See Sanchez v. Indus. Claim Appeals Off., 2017 COA 71, ¶ 41
(declining to address “underdeveloped arguments” (quoting
Antolovich v. Brown Grp. Retail, Inc., 183 P.3d 582, 604 (Colo. App.
15
2007))); Meza v. Indus. Claim Appeals Off., 2013 COA 71, ¶ 38
(same).
¶ 31 Finally, claimant theorizes that the physician wrongly thought
that he was required to follow the normalization procedure
described in the Desk Aid even though its use is discretionary. But
he does not develop this assertion either. Rather, he simply raises
it, without offering legal authority or citations to the record to
support it.
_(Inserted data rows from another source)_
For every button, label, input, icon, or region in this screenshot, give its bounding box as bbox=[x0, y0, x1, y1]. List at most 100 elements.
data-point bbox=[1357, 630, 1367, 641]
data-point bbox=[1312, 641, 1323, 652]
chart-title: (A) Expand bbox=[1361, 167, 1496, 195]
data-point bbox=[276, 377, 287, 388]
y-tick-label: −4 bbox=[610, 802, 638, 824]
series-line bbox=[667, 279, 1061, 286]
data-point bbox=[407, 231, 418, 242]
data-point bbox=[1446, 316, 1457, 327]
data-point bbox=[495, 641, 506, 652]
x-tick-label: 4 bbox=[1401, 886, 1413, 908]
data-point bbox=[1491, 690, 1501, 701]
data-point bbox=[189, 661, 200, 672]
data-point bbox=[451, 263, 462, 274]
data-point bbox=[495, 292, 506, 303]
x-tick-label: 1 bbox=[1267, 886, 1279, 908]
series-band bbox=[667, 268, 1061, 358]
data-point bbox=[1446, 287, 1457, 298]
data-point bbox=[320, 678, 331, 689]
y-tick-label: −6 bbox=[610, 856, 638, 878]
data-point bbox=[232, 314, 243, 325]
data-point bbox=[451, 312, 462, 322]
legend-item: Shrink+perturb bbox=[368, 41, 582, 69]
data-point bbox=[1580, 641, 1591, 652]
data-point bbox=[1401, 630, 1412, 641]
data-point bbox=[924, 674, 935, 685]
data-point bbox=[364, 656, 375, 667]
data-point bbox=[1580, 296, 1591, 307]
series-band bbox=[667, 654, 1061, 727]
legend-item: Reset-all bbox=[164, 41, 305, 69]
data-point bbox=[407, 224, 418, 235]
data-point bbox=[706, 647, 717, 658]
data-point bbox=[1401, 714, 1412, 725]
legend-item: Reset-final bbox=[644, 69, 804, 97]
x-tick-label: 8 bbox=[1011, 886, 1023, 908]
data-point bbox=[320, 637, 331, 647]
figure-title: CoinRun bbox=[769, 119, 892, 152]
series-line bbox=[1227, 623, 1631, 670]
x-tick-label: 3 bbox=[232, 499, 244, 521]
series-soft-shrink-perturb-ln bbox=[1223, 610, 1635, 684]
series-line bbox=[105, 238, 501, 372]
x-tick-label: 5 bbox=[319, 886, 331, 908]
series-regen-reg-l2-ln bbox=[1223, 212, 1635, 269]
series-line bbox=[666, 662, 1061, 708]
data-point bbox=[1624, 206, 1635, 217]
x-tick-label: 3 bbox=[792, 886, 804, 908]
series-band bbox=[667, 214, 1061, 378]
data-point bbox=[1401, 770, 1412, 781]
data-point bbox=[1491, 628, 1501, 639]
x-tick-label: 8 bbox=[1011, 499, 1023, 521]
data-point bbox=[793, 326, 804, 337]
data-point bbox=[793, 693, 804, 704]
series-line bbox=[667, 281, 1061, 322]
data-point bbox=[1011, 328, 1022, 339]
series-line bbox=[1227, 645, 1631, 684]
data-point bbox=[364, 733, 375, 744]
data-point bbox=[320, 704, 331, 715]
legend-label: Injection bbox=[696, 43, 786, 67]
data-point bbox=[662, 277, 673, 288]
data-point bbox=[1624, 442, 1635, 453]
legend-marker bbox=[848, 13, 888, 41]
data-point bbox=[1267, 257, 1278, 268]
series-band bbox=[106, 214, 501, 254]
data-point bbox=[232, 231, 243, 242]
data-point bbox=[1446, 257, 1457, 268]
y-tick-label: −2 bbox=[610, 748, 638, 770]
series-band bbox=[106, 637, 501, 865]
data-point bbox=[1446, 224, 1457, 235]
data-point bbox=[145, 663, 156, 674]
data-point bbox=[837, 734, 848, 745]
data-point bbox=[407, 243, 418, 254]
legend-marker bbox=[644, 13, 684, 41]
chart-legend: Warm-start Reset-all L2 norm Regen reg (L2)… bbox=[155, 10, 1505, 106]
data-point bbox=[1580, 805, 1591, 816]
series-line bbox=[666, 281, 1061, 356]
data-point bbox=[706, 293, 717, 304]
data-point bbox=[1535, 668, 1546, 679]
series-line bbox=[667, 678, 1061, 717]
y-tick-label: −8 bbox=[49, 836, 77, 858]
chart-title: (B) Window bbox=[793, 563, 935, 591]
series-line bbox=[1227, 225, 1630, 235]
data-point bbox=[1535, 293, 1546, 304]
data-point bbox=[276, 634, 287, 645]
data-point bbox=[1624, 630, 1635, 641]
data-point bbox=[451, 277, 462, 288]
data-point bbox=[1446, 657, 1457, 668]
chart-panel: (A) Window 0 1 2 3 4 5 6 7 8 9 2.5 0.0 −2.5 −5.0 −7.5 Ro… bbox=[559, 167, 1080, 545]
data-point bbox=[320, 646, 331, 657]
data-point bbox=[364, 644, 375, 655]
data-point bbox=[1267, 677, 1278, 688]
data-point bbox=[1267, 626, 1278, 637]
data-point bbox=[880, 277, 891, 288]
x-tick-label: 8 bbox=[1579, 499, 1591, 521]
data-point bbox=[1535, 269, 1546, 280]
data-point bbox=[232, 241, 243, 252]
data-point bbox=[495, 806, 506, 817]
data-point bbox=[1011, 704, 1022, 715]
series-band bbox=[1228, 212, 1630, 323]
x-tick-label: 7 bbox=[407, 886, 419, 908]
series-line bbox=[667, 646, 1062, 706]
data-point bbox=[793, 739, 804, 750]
We therefore will not address it. See Mauldin v. Lowery,
127 Colo. 234, 236, 255 P.2d 976, 977 (1953)(“It is the task of
counsel to inform us, as required by our rules, both as to the
specific errors relied on and the grounds and supporting facts and
authorities therefor.”); see also Sanchez, ¶ 62 (“‘Given the dearth of
legal grounds offered,’ we decline to address claimant’s remaining
arguments.” (quoting Meza, ¶ 38)).
¶ 32 The order is affirmed.
JUDGE ROTHENBERG and JUDGE TAUBMAN concur.